Identify, protect, detect, respond, and recover. As threat volumes have soared in recent years, many channel pros have grown familiar with the five core sections of the NIST Cybersecurity Framework, one of the most respected guides to security in the industry.
Cyberint would like you to consider the possibility that it’s missing a critical sixth category, though: predict.
Most of the security strategies MSPs and MSSPs rely on today are essentially reactive in nature, notes Andrew Brearton, Cyberint’s channel sales director for North America. “You’re waiting for the attack to occur.”
Even companies with experienced CISOs rarely spend time anticipating where threats will come from three months from now, or six, adds Brearton’s colleague Jacob Silutin, Cyberint’s head of sales engineering for the Americas.
“Are we being targeted? Are we not targeted? Is our sector targeted? Is our country targeted?” he says. “That whole aspect of prediction is not something that a lot of people focus on today, and to us it’s the new approach. It’s the future.”
Brearton and Silutin described that approach to ChannelPro in a conversation at this week’s SMB Forum event in Dallas. It begins with a platform launched two years ago by an Israeli security services firm based on tools originally developed for internal use. The system combines a deep pool of threat intelligence collected from across the open and dark web with digital risk protection technology that analyzes the data and warns would-be victims of potential attacks plus an attack surface management engine that continuously inventories an organization’s targetable information assets.

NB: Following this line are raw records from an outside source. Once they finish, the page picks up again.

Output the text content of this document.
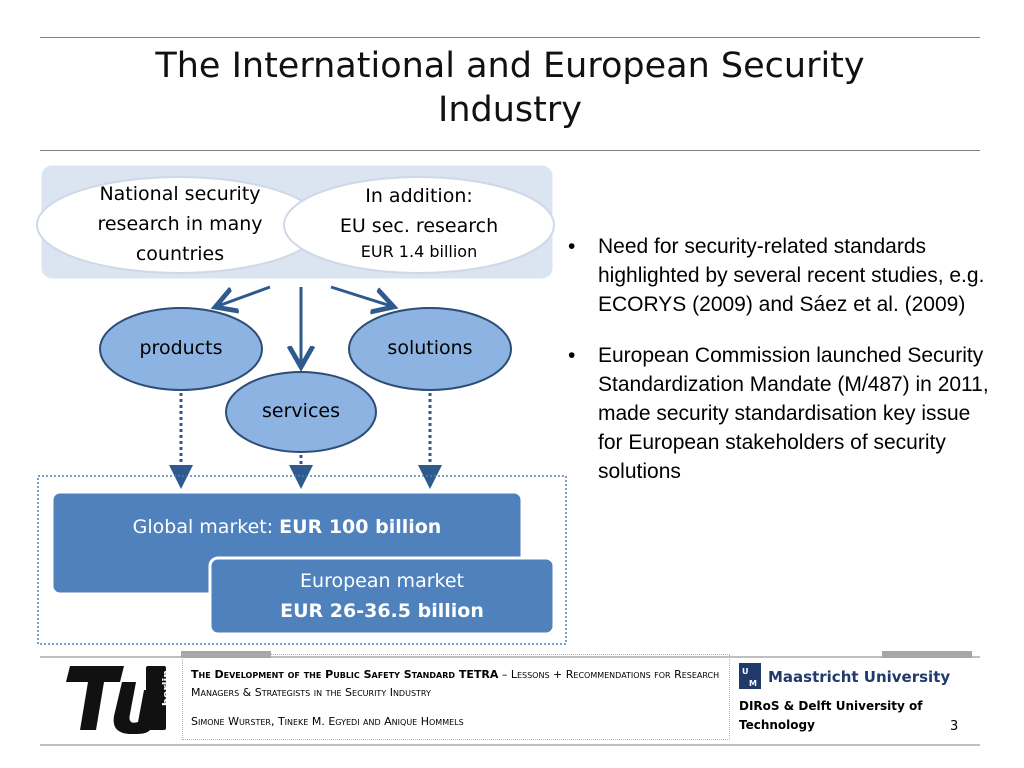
The International and European Security
Industry
berlin	U
M
National security
research in many
countries
In addition:
EU sec. research
EUR 1.4 billion
products	solutions
services
Global market: EUR 100 billion
European market
EUR 26-36.5 billion
• Need for security-related standards highlighted by several recent studies, e.g. ECORYS (2009) and Sáez et al. (2009)
• European Commission launched Security Standardization Mandate (M/487) in 2011, made security standardisation key issue for European stakeholders of security solutions
The Development of the Public Safety Standard TETRA – Lessons + Recommendations for Research Managers & Strategists in the Security Industry
Simone Wurster, Tineke M. Egyedi and Anique Hommels
Maastricht University
DIRoS & Delft University of Technology	3
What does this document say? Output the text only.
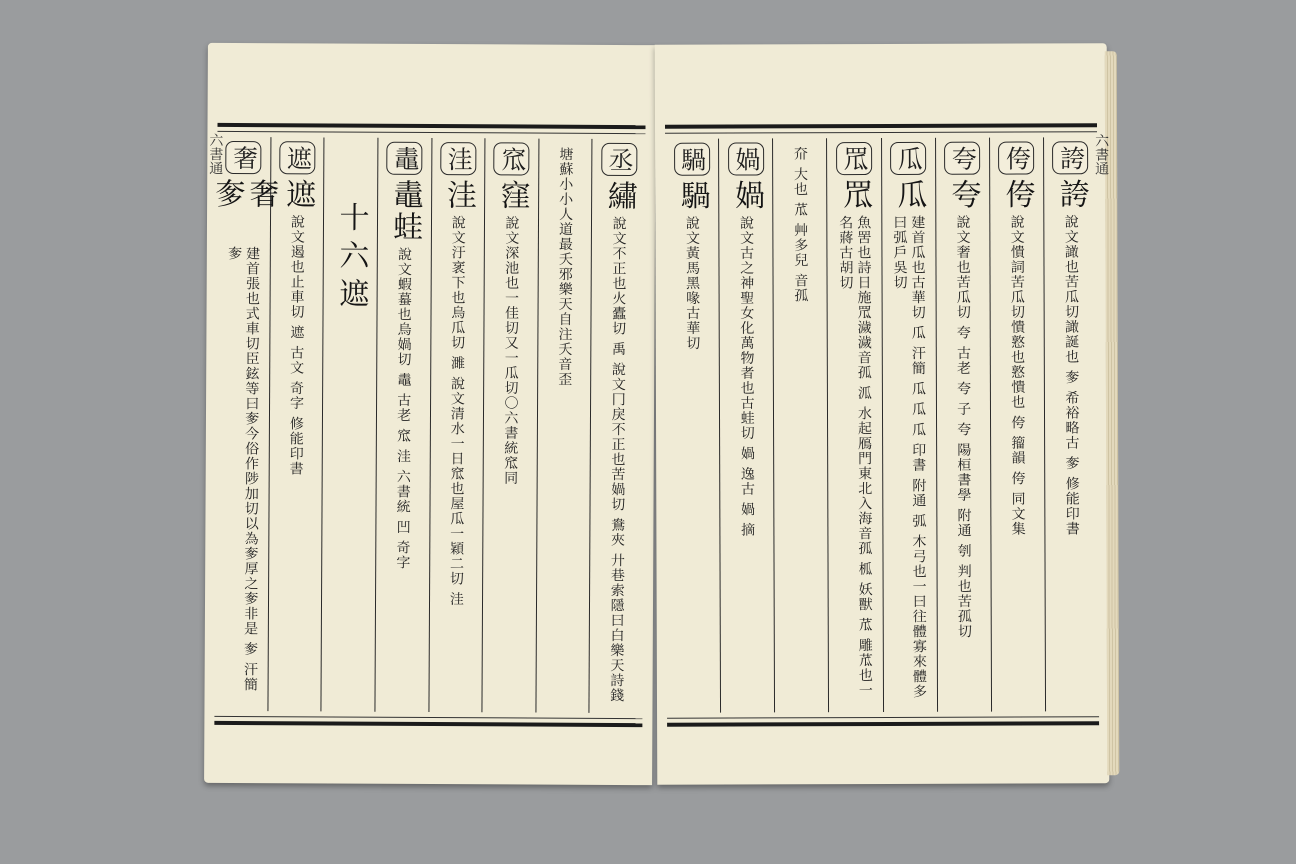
丞
繡
說文不正也火蠹切 禹 說文冂戾不正也苦媧切 鴦夾 廾巷索隱曰白樂天詩錢
塘蘇小小人道最夭邪樂天自注夭音歪
窊
窪
說文深池也一佳切又一瓜切〇六書統窊同
洼
洼
說文汙衺下也烏瓜切 濉 說文清水一日窊也屋瓜一穎二切 洼
鼃
鼃蛙
說文蝦蟇也烏媧切 鼃 古老 窊 洼 六書統 凹 奇字
十六遮
遮
遮
說文遏也止車切 遮 古文 奇字 修能印書
奢
奢奓
建首張也式車切臣鉉等曰奓今俗作陟加切以為奓厚之奓非是 奓 汗簡 奓
六書通	誇
誇
說文譀也苦瓜切譀誕也 奓 希裕略古 奓 修能印書
侉
侉
說文憒詞苦瓜切憒憝也憝憒也 侉 籀韻 侉 同文集
夸
夸
說文奢也苦瓜切 夸 古老 夸 子 夸 陽桓書學 附通 刳 判也苦孤切
瓜
瓜
建首瓜也古華切 瓜 汗簡 瓜 瓜 瓜 印書 附通 弧 木弓也一曰往體寡來體多曰弧戶吳切
罛
罛
魚罟也詩日施罛濊濊音孤 泒 水起鴈門東北入海音孤 柧 妖獸 苽 雕苽也一名蔣古胡切
夼 大也 苽 艸多兒 音孤
媧
媧
說文古之神聖女化萬物者也古蛙切 媧 逸古 媧 摘
騧
騧
說文黃馬黑喙古華切
六書通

The end result is a solution capable of picking up the first stirrings of online danger before it ever materializes. Cyberint, for example, saw chatter in the cyber underground that someone had gained access to authentication vendor Okta’s network through a compromised laptop some two months before Okta (not a Cyberint client) disclosed it had been breached. More recently, when the Conti ransomware group targeted elements of the Costa Rican government, Cyberint saw it coming days in advance.
“Maybe a few days is not enough. Maybe you need a few weeks to actually prevent it. But even a few days, even a few hours, is better than getting hit and then reacting as opposed to knowing it was going to happen,” Silutin says.
Of course, it takes a trained security expert to glean insights from Cyberint’s data lake, separate significant from insignificant information, and take effective action on the risks that matter. Democratizing threat intelligence by letting channel pros who can’t afford that kind of talent outsource threat analysis to Cyberint’s team is part of the company’s mission.
“You can have it any which way you want,” says Brearton of Cyberint’s service. Mature MSPs with analysts on staff can trawl the platform for insights on their own. “If it’s a younger MSP without a security analyst or a dedicated SOC team, they actually have the ability to leverage our analysts to help augment their staff,” Brearton notes.
MSPs are actually a new market for Cyberint, which has mostly sold directly to medium and large enterprises until now. Brearton, a former employee of Barracuda Networks who helped that company adapt its products, pricing, and partner programs for managed service providers, switched jobs this March to help Cyberint do the same in a bid extend the company’s reach into SMBs.
“Our company is now really trying to pivot and make the channel the priority,” he says.
Brearton expects to have an MSP-friendly rate sheet and revenue model in place by the end of the year. “MRR is the most important thing for the channel,” he says. White label reporting is scheduled to arrive sometime in Q3, along with a host of new product features tailored to MSP requirements.
“One of the beautiful things about an Israeli startup is there’s no real hierarchy,” Brearton explains. “The willingness to change and adapt is amazing.”
Getting MSPs to change and adapt may take longer though, he concedes. Few of them think of threat intelligence at present as an essential layer in a complete security stack.
“I’ve had probably about 40 different conversations with different partners that I’ve worked with over the years, and I think only two of them really fully understood what we do and where we are in the market, because it is such an emerging technology.”
Kaspersky recently updated a threat intelligence solution oriented toward MSSPs and other users with analysts on their payroll. Threat intelligence data lakes play a critical role in managed detection and response solutions from a host of vendors, including Sophos and Trend Micro.